Which is not difficult, since several characteristics of various pop manifestations have appeared for a little over sixty years in many places. Therefore, we will call “pop art” all artistic representations of contemporary life as it has been revolutionized by countless scientific, technical and industrial advances, of which digital technology is only the most recent. Pop art is, in other words, the realism of the second half of the 20th century.e century and the beginning of the 21st centurye.
Since there was a pictorial realism of everyday life in Italy, Spain, the Netherlands, Flanders and France in the 17th centurye century (Caravaggio, Velazquez, Vermeer, the Le Nain brothers, etc.), and how there was a second one in the 19th centurye throughout Europe (Courbet, Manet, Menzel, etc.), a new realism emerged and spread after the Second World War, and that is what we have come to denote by this little three-letter word. It was first used in the field of visual creation before being taken over by the creative and music industry, with the risk of creating a lot of confusion. “Pop Forever” on display at the Vuitton Foundation is not about the Rolling Stones or David Bowie, but about Andy Warhol and his contemporaries, of whom Tom Wesselmann (1931-2004) is the central figure here.
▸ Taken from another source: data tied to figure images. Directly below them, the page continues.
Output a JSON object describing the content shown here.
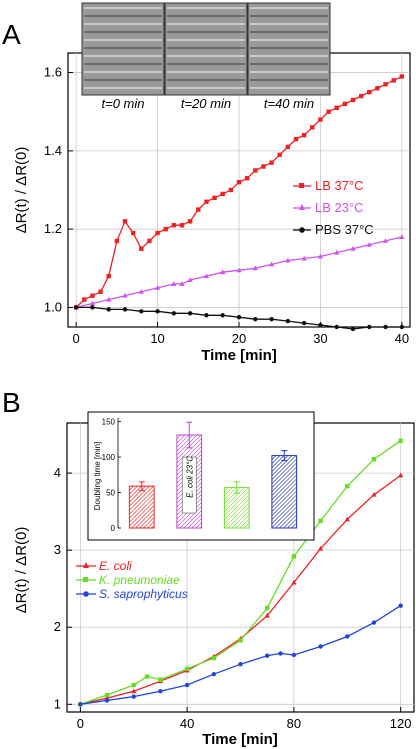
{
  "panels": {
    "A": {
      "letter": "A",
      "micrographs": [
        "t=0 min",
        "t=20 min",
        "t=40 min"
      ],
      "chart_data": {
        "type": "line",
        "xlabel": "Time [min]",
        "ylabel": "ΔR(t) / ΔR(0)",
        "xlim": [
          -1,
          41
        ],
        "ylim": [
          0.95,
          1.65
        ],
        "xticks": [
          "0",
          "10",
          "20",
          "30",
          "40"
        ],
        "yticks": [
          "1.0",
          "1.2",
          "1.4",
          "1.6"
        ],
        "ytick_values": [
          1.0,
          1.2,
          1.4,
          1.6
        ],
        "xtick_values": [
          0,
          10,
          20,
          30,
          40
        ],
        "grid": true,
        "legend_position": "right-middle",
        "series": [
          {
            "name": "LB 37°C",
            "color": "#ee2222",
            "marker": "square",
            "x": [
              0,
              1,
              2,
              3,
              4,
              5,
              6,
              7,
              8,
              9,
              10,
              11,
              12,
              13,
              14,
              15,
              16,
              17,
              18,
              19,
              20,
              21,
              22,
              23,
              24,
              25,
              26,
              27,
              28,
              29,
              30,
              31,
              32,
              33,
              34,
              35,
              36,
              37,
              38,
              39,
              40
            ],
            "y": [
              1.0,
              1.02,
              1.03,
              1.04,
              1.08,
              1.17,
              1.22,
              1.19,
              1.15,
              1.17,
              1.19,
              1.2,
              1.21,
              1.21,
              1.22,
              1.25,
              1.27,
              1.28,
              1.29,
              1.3,
              1.32,
              1.33,
              1.35,
              1.36,
              1.37,
              1.39,
              1.41,
              1.43,
              1.44,
              1.46,
              1.48,
              1.5,
              1.51,
              1.52,
              1.53,
              1.54,
              1.55,
              1.56,
              1.57,
              1.58,
              1.59
            ]
          },
          {
            "name": "LB 23°C",
            "color": "#cc55ee",
            "marker": "triangle",
            "x": [
              0,
              2,
              4,
              6,
              8,
              10,
              12,
              13,
              14,
              16,
              18,
              20,
              22,
              24,
              26,
              28,
              30,
              32,
              34,
              36,
              38,
              40
            ],
            "y": [
              1.0,
              1.01,
              1.02,
              1.03,
              1.04,
              1.05,
              1.06,
              1.06,
              1.07,
              1.08,
              1.09,
              1.095,
              1.1,
              1.11,
              1.12,
              1.125,
              1.13,
              1.14,
              1.15,
              1.16,
              1.17,
              1.18
            ]
          },
          {
            "name": "PBS 37°C",
            "color": "#111111",
            "marker": "circle",
            "x": [
              0,
              2,
              4,
              6,
              8,
              10,
              12,
              14,
              16,
              18,
              20,
              22,
              24,
              26,
              28,
              30,
              32,
              34,
              36,
              38,
              40
            ],
            "y": [
              1.0,
              1.0,
              0.995,
              0.995,
              0.99,
              0.99,
              0.985,
              0.985,
              0.98,
              0.98,
              0.975,
              0.97,
              0.97,
              0.965,
              0.96,
              0.955,
              0.95,
              0.945,
              0.95,
              0.95,
              0.95
            ]
          }
        ]
      }
    },
    "B": {
      "letter": "B",
      "chart_data": {
        "type": "line",
        "xlabel": "Time [min]",
        "ylabel": "ΔR(t) / ΔR(0)",
        "xlim": [
          -5,
          125
        ],
        "ylim": [
          0.9,
          4.65
        ],
        "xticks": [
          "0",
          "40",
          "80",
          "120"
        ],
        "xtick_values": [
          0,
          40,
          80,
          120
        ],
        "yticks": [
          "1",
          "2",
          "3",
          "4"
        ],
        "ytick_values": [
          1,
          2,
          3,
          4
        ],
        "grid": true,
        "legend_position": "middle-left",
        "series": [
          {
            "name": "E. coli",
            "color": "#ee2222",
            "marker": "triangle",
            "x": [
              0,
              10,
              20,
              30,
              40,
              50,
              60,
              70,
              80,
              90,
              100,
              110,
              120
            ],
            "y": [
              1.0,
              1.08,
              1.17,
              1.3,
              1.44,
              1.62,
              1.85,
              2.15,
              2.58,
              3.02,
              3.4,
              3.72,
              3.97
            ]
          },
          {
            "name": "K. pneumoniae",
            "color": "#66dd22",
            "marker": "square",
            "x": [
              0,
              10,
              20,
              25,
              30,
              40,
              50,
              60,
              70,
              80,
              90,
              100,
              110,
              120
            ],
            "y": [
              1.0,
              1.12,
              1.25,
              1.36,
              1.32,
              1.46,
              1.6,
              1.83,
              2.25,
              2.92,
              3.38,
              3.83,
              4.18,
              4.42
            ]
          },
          {
            "name": "S. saprophyticus",
            "color": "#2244dd",
            "marker": "circle",
            "x": [
              0,
              10,
              20,
              30,
              40,
              50,
              60,
              70,
              75,
              80,
              90,
              100,
              110,
              120
            ],
            "y": [
              1.0,
              1.05,
              1.1,
              1.17,
              1.25,
              1.39,
              1.52,
              1.63,
              1.66,
              1.64,
              1.75,
              1.88,
              2.06,
              2.28
            ]
          }
        ]
      },
      "inset": {
        "chart_data": {
          "type": "bar",
          "ylabel": "Doubling time [min]",
          "ylim": [
            0,
            155
          ],
          "yticks": [
            "0",
            "50",
            "100",
            "150"
          ],
          "ytick_values": [
            0,
            50,
            100,
            150
          ],
          "categories": [
            "E. coli",
            "E. coli 23°C",
            "K. pneumoniae",
            "S. saprophyticus"
          ],
          "values": [
            59,
            131,
            57,
            102
          ],
          "errors": [
            6,
            18,
            8,
            7
          ],
          "colors": [
            "#ee2222",
            "#bb44cc",
            "#77dd33",
            "#2233bb"
          ],
          "bar_annotation": "E. coli 23°C"
        }
      }
    }
  }
}
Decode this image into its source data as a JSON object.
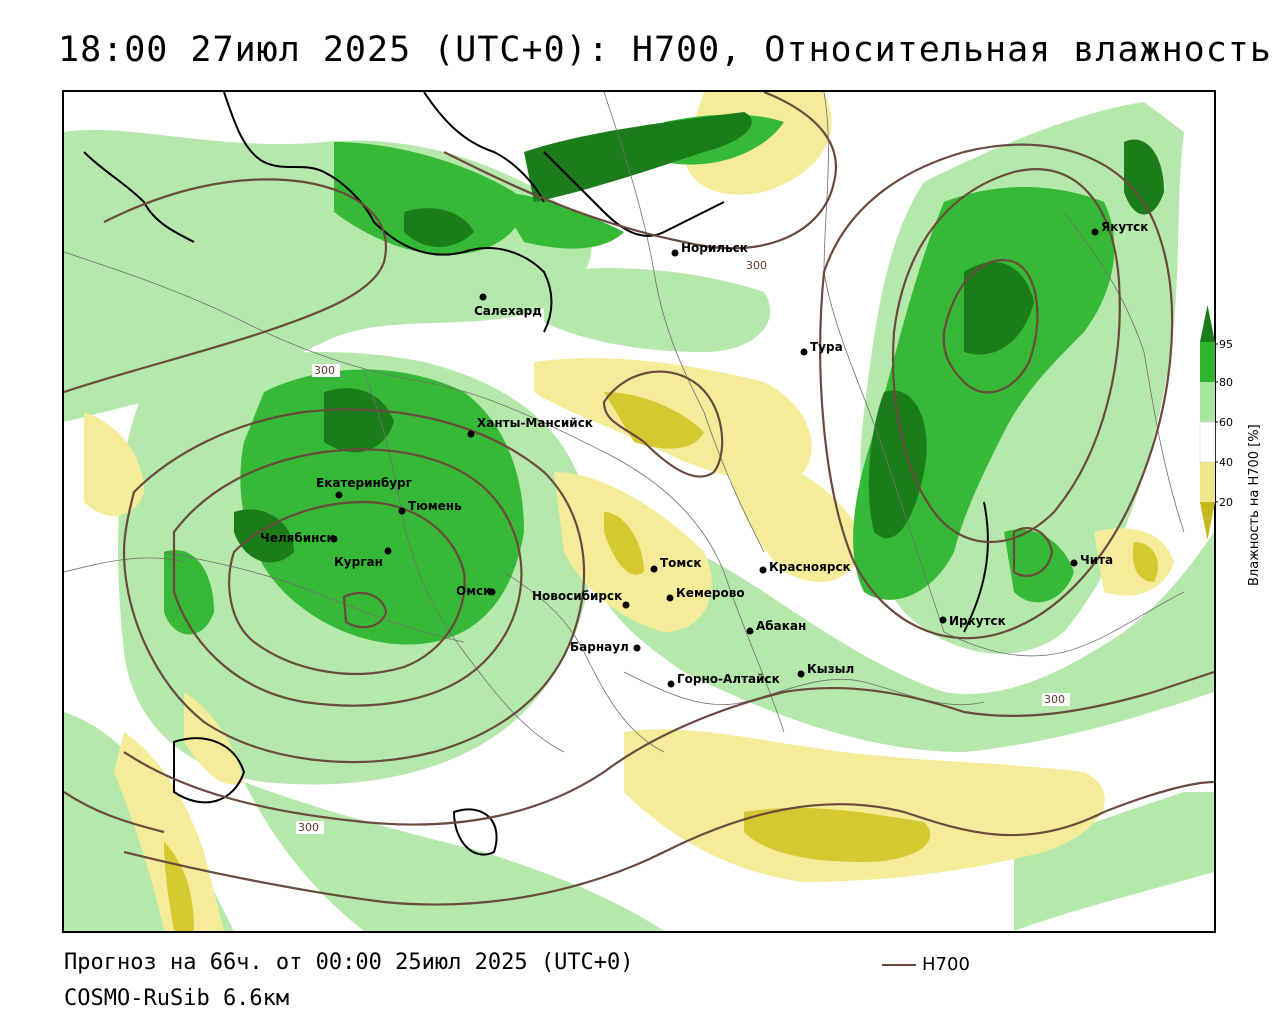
{
  "title": "18:00 27июл 2025 (UTC+0): H700, Относительная влажность",
  "footer": {
    "forecast": "Прогноз на 66ч. от 00:00 25июл 2025 (UTC+0)",
    "model": "COSMO-RuSib 6.6км",
    "line_legend": "H700"
  },
  "legend": {
    "title": "Влажность на H700 [%]",
    "ticks": [
      "95",
      "80",
      "60",
      "40",
      "20"
    ],
    "colors": {
      "c95": "#1a7d1a",
      "c80": "#2db52d",
      "c60": "#a8e6a0",
      "c40": "#ffffff",
      "c20": "#f0e68c",
      "c0": "#c8b820"
    }
  },
  "map": {
    "cities": [
      {
        "name": "Норильск"
      },
      {
        "name": "Якутск"
      },
      {
        "name": "Салехард"
      },
      {
        "name": "Тура"
      },
      {
        "name": "Ханты-Мансийск"
      },
      {
        "name": "Екатеринбург"
      },
      {
        "name": "Тюмень"
      },
      {
        "name": "Челябинск"
      },
      {
        "name": "Курган"
      },
      {
        "name": "Омск"
      },
      {
        "name": "Новосибирск"
      },
      {
        "name": "Томск"
      },
      {
        "name": "Кемерово"
      },
      {
        "name": "Красноярск"
      },
      {
        "name": "Барнаул"
      },
      {
        "name": "Абакан"
      },
      {
        "name": "Горно-Алтайск"
      },
      {
        "name": "Кызыл"
      },
      {
        "name": "Иркутск"
      },
      {
        "name": "Чита"
      }
    ],
    "isoline_labels": [
      "300",
      "300",
      "300",
      "300"
    ],
    "colors": {
      "contour": "#6b4a3e",
      "coast": "#000000",
      "border": "#6f6f6f"
    }
  }
}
Witness of societal change
Between the three manifestations of realism cited, there is an obvious difference. The first two are essentially pictorial, and the third is not uniform and, more often than not, proceeds differently, through collage, assembly, ready-made. It uses electricity and photo-based reproduction processes. Includes radio and TV screen sound.
Between a still life in oil on canvas or wood by the Dutchman Willem Kalf or Pieter Claesz, executed with mastery of light passing through glass or sliding on tile, and a still life by Wesselmann – who cultivated the genre a lot – the comparison can be surprising . It’s just that Kalf or Claesz bring together in their compositions objects, shells or fruits that, for their time, signified luxury, exoticism and the circulation of goods; and that Wesselmann brings together real or figurative objects such as bath towels, cans, and transistor radios that, in his day, signified comfort, consumption, and the flow of news and advertising. They therefore do the same work, which is to arrange on a flat surface or in bas-relief representative samples of the societies in which they live, whether in Paris and Amsterdam for Kalf, or in New York for Wesselmann three centuries later.